As someone around for 9-11 and the "NEVER FORGET NUMBER #1 GREATEST TRAGEDY EVER IN HISTURY" response to it I am in thrilled and invigorated by the fact that younger people just make amogus memes and TikTok nonsense about it. A huge chunk of America cared more about it than any entire genocide and thought you would cry learning about it. They hoped it'd make every generation patriotically angry forever and ever and want to join the military. Instead you Photoshop the towers into squidwards house and shit. Never stop lol
I’m physically unable to take 9/11 seriously, entirely because my grade 9 english teacher was bizarrely obsessed with it. We basically had an entire unit on 9/11. We watched that documentary from those students that were doing a documentary of firefighters and wound up getting the only footage of the first plane hitting. We did a novel study of a book about some kid being in one of the towers for take your kid to work day and him and his dad squeezing past the wreckage of the plane to escape in time. We watched that Nic Cage movie of him being a firefighter during 9/11 that gets stuck in an elevator shaft when the place collapses. I am dead fucking serious, we had to make up fictional people that died in the attack, write an obituary for our 9/11sona’s, and then write and deliver a eulogy as their grief-stricken parent. At one point in the unit the teacher clarified that she hadn’t personally lost anyone to the attack, nor was she anywhere near New York when it happened. She never bothered to ask if any of us had actually lost someone in the attack, which kind of seems like a thing you should do before making us invent fictional victims to give eulogies for. The unit began with her demanding to know where we all were on the day of the attack and what we remembered, and she started crying when we told her that 1. we were two years old at the time and couldn’t remember shit fuck, the closest thing was one of the older kids kind of thought they remembered being very confused at adults freaking out over the TV but that could have been literally anything, and so this meant that 2. we were the last class she would ever teach that could possibly remember 9/11. Probably didn’t help that someone pointed out that we were the class born in 1999, so in two years she’d have students that hadn’t even been born during 9/11. That may have contributed to the teacher crying over the whole thing.
We’re Canadian.
That last sentence KILLED me. Jesus fuck.

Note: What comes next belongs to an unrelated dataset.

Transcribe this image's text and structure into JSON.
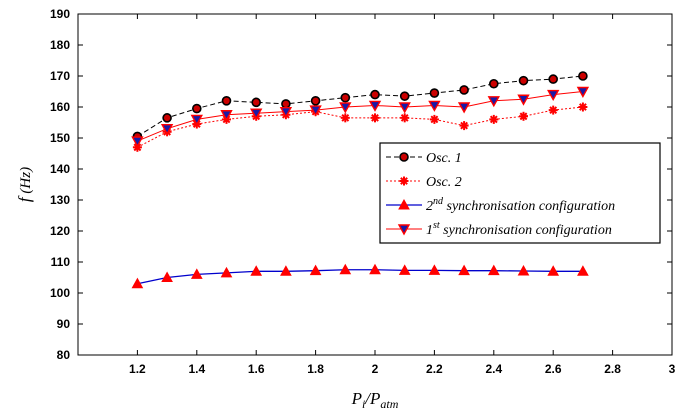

Oh my god. I've never seen this post before, but I'd somehow still seen the phrase 9/11sona and been completely confused. I will now never be able to stop thinking about this post...
My experience with 9/11 as a person who didn't live through it is that every year of my primary + secondary education (except maybe 1st through 3rd?) at least one of my teachers would devote an entire lesson to how horrific 9/11 was. Now keep in mind, I have a severe anxiety disorder and autism. These lessons scared the shit out of me. Not because of a "patriotic sense of injustice", but because of how much emphasis was placed on how many people died. I was especially scared of that story about the third plane- I was genuinely terrified of the thought of a plane full of people knowing they were about to die and the fact that they kept the plane from hitting Washington D.C. did not at all make me feel better. And the thought of them calling their loved ones once they realized they were about to die? Terrified me even more because I couldn't stop fixating on how terrifying it would be to talk to a loved one knowing they were about to die. Then, in 8th or 9th grade a teacher said "Let's watch a video of the second tower getting hit!!" and I got scared before the video even started because here was this event I'd basically been trained to feel grief over (despite not being alive when it happened) and the teacher was about to play the footage of part of this event AS PART OF THE CLASS and for all I knew there would be an assignment on it. I left the class crying part way through the video because I couldn't watch the video without sobbing out of second-hand grief and anxiety.